Assim ficou fixada a tese do tema 1202: “No crime de estupro de vulnerável, é possível a aplicação da fração máxima de majoração prevista no artigo 71, caput, do Código Penal, ainda que não haja a delimitação precisa do número de atos sexuais praticados, desde que o longo período de tempo e a recorrência das condutas permita concluir que houve 7 ou mais repetições.”
Neste julgado o STJ afirmou o entendimento de que não é possível a aplicação da continuidade delitiva entre os delitos de estupro qualificado previsto no artigo 213, parágrafo 1º, do Código Penal, e estupro de vulnerável previsto no artigo 217-A do Código Penal, pois se tratam de tipos penais que tutelam bens jurídicos diversos e que possuem circunstâncias elementares bastante distintivas. Enquanto o estupro de vulnerável tutela a dignidade sexual e o direito ao desenvolvimento da personalidade livre de abusos, o estupro qualificado tutela a liberdade sexual e o direito ao exercício da sexualidade sem coações.
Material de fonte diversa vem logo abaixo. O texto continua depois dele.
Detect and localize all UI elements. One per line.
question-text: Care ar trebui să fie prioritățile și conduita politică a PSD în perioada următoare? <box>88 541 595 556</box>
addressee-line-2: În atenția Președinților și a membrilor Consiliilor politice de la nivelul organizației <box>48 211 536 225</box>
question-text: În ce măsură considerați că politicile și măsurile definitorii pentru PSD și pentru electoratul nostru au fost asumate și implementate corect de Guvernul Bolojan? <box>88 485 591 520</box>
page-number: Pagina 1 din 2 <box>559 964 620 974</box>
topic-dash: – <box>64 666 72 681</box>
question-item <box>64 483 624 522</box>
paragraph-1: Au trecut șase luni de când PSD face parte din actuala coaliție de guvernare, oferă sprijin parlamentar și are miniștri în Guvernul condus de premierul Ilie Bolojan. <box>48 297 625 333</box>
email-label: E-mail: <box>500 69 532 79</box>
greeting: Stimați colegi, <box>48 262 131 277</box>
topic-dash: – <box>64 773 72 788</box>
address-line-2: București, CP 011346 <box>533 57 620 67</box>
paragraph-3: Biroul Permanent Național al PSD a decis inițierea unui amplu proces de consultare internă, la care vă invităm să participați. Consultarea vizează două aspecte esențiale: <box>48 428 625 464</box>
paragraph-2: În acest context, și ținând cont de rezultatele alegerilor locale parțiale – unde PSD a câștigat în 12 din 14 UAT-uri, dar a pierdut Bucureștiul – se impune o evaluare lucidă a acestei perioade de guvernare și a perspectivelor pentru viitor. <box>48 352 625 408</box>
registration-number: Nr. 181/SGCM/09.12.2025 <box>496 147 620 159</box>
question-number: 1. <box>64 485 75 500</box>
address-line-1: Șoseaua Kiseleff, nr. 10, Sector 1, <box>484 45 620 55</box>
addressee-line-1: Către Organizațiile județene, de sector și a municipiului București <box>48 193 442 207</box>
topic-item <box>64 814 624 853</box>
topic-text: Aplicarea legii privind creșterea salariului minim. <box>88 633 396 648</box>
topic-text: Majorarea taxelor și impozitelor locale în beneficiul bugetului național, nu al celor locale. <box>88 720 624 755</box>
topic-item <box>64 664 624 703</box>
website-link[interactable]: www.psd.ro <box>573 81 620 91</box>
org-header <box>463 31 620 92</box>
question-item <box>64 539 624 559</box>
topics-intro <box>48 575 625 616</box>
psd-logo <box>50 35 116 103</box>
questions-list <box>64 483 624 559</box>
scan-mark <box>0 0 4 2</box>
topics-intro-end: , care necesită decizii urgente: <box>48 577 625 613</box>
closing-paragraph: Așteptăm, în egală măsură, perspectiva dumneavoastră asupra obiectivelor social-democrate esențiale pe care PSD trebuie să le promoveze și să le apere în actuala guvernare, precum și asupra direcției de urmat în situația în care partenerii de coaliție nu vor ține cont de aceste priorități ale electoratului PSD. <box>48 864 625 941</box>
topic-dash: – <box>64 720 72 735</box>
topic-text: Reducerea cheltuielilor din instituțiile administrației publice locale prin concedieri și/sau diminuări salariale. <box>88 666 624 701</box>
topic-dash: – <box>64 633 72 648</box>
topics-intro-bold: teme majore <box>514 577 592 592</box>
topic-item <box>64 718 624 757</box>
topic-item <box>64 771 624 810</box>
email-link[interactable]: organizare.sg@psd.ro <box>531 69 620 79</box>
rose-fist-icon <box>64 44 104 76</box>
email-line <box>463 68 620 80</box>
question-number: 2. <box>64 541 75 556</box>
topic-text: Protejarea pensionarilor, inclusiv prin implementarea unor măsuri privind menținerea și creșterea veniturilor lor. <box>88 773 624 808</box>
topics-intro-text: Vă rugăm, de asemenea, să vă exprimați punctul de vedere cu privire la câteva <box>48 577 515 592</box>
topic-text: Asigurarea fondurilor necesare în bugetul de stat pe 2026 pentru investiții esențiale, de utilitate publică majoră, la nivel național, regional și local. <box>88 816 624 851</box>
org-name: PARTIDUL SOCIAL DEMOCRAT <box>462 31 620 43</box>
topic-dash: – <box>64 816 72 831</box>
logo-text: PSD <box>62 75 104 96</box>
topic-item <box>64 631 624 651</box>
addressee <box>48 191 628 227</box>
Desse modo, deve-se aplicar o concurso material entre os delitos de estupro qualificado e estupro de vulnerável.
Dica de prova:
Para consolidar o que acabamos de escutar sobre o tema 1202, responda se está certo ou errada a seguinte afirmativa, de acordo com a tese firmada pelo STJ:
No crime de estupro de vulnerável, é possível a aplicação da fração máxima de majoração prevista no artigo 71, caput, do Código Penal, ainda que não haja a delimitação precisa do número de atos sexuais praticados, desde que o longo período de tempo e a recorrência das condutas permita concluir que houve sete ou mais repetições.
Certa ou errada?
Afirmativa certa!
Nos encontramos novamente no próximo áudio! Até lá!
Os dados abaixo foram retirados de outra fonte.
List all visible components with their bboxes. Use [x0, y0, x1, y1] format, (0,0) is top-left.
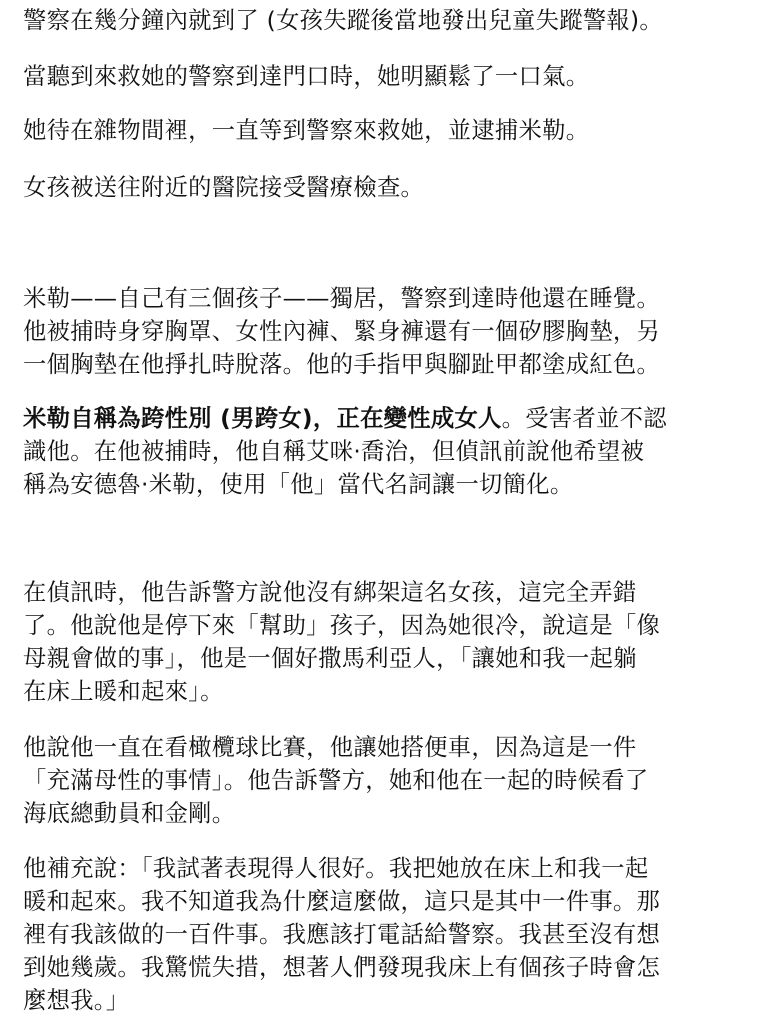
text-line: 警察在幾分鐘內就到了 (女孩失蹤後當地發出兒童失蹤警報)。: [23, 7, 664, 34]
text-line: 他補充說：「我試著表現得人很好。我把她放在床上和我一起: [23, 855, 649, 882]
text-line: 一個胸墊在他掙扎時脫落。他的手指甲與腳趾甲都塗成紅色。: [23, 351, 661, 378]
paragraph-police-arrival: [23, 4, 663, 37]
text-line: 她待在雜物間裡，一直等到警察來救她，並逮捕米勒。: [23, 117, 590, 144]
text-line: 他說他一直在看橄欖球比賽，他讓她搭便車，因為這是一件: [23, 734, 637, 761]
paragraph-transgender-claim: [23, 402, 667, 501]
text-line: 當聽到來救她的警察到達門口時，她明顯鬆了一口氣。: [23, 63, 590, 90]
paragraph-storage-room: [23, 114, 589, 147]
text-line: 海底總動員和金剛。: [23, 800, 236, 827]
paragraph-miller-arrest: [23, 282, 660, 381]
text-line: 到她幾歲。我驚慌失措，想著人們發現我床上有個孩子時會怎: [23, 954, 661, 981]
paragraph-interrogation: [23, 576, 660, 708]
text-line: 米勒——自己有三個孩子——獨居，警察到達時他還在睡覺。: [23, 285, 661, 312]
text-line: 稱為安德魯·米勒，使用「他」當代名詞讓一切簡化。: [23, 471, 574, 498]
text-line: 「充滿母性的事情」。他告訴警方，她和他在一起的時候看了: [23, 767, 649, 794]
text-line: 識他。在他被捕時，他自稱艾咪·喬治，但偵訊前說他希望被: [23, 438, 645, 465]
text-line: 裡有我該做的一百件事。我應該打電話給警察。我甚至沒有想: [23, 921, 661, 948]
bold-statement: 米勒自稱為跨性別 (男跨女)，正在變性成女人: [23, 405, 502, 432]
paragraph-hospital: [23, 171, 424, 204]
text-line: 母親會做的事」，他是一個好撒馬利亞人，「讓她和我一起躺: [23, 645, 637, 672]
paragraph-quote: [23, 852, 660, 1017]
text-segment: 。受害者並不認: [501, 405, 667, 432]
paragraph-football-game: [23, 731, 648, 830]
paragraph-girl-relief: [23, 60, 589, 93]
text-line: 在床上暖和起來」。: [23, 678, 224, 705]
text-line: 暖和起來。我不知道我為什麼這麼做，這只是其中一件事。那: [23, 888, 661, 915]
text-line: 在偵訊時，他告訴警方說他沒有綁架這名女孩，這完全弄錯: [23, 579, 637, 606]
text-line: 他被捕時身穿胸罩、女性內褲、緊身褲還有一個矽膠胸墊，另: [23, 318, 661, 345]
text-line: 麼想我。」: [23, 987, 130, 1014]
text-line: 了。他說他是停下來「幫助」孩子，因為她很冷，說這是「像: [23, 612, 661, 639]
text-line: [23, 402, 667, 435]
text-line: 女孩被送往附近的醫院接受醫療檢查。: [23, 174, 425, 201]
2) Recursos Repetitivos – Direito Penal – Natureza jurídica do crime de apropriação indébita previdenciária
Apropriação indébita previdenciária. Art. 168-A, § 1º, I, do Código Penal. Crime material. Consumação com a constituição definitiva do crédito tributário. Incidência da Súmula Vinculante n. 24 do STF. Reafirmação do entendimento sedimentado no STJ. REsp 1.982.304-SP, Rel. Ministra Laurita Vaz, Terceira Seção, por unanimidade, julgado em 17/10/2023, DJe 20/10/2023 (Tema 1166).
Contexto do julgado:
A questão submetida a julgamento sob o rito dos recursos repetitivos visa definir qual a natureza jurídica, se formal ou material, do crime de apropriação indébita previdenciária, previsto no artigo 168-A do Código Penal.
É prevista a pena de reclusão, de dois a cinco anos, e multa, para quem “Deixar de repassar à previdência social as contribuições recolhidas dos contribuintes, no prazo e forma legal ou convencional”.
O parágrafo 1º, inciso I do artigo 168-A prevê que “Nas mesmas penas incorre quem deixar de recolher, no prazo legal, contribuição ou outra importância destinada à previdência social que tenha sido descontada de pagamento efetuado a segurados, a terceiros ou arrecadada do público.”
Mas qual a importância de definir qual a natureza jurídica desse delito?
A importância está em se definir a data da consumação do crime e no termo inicial da prescrição.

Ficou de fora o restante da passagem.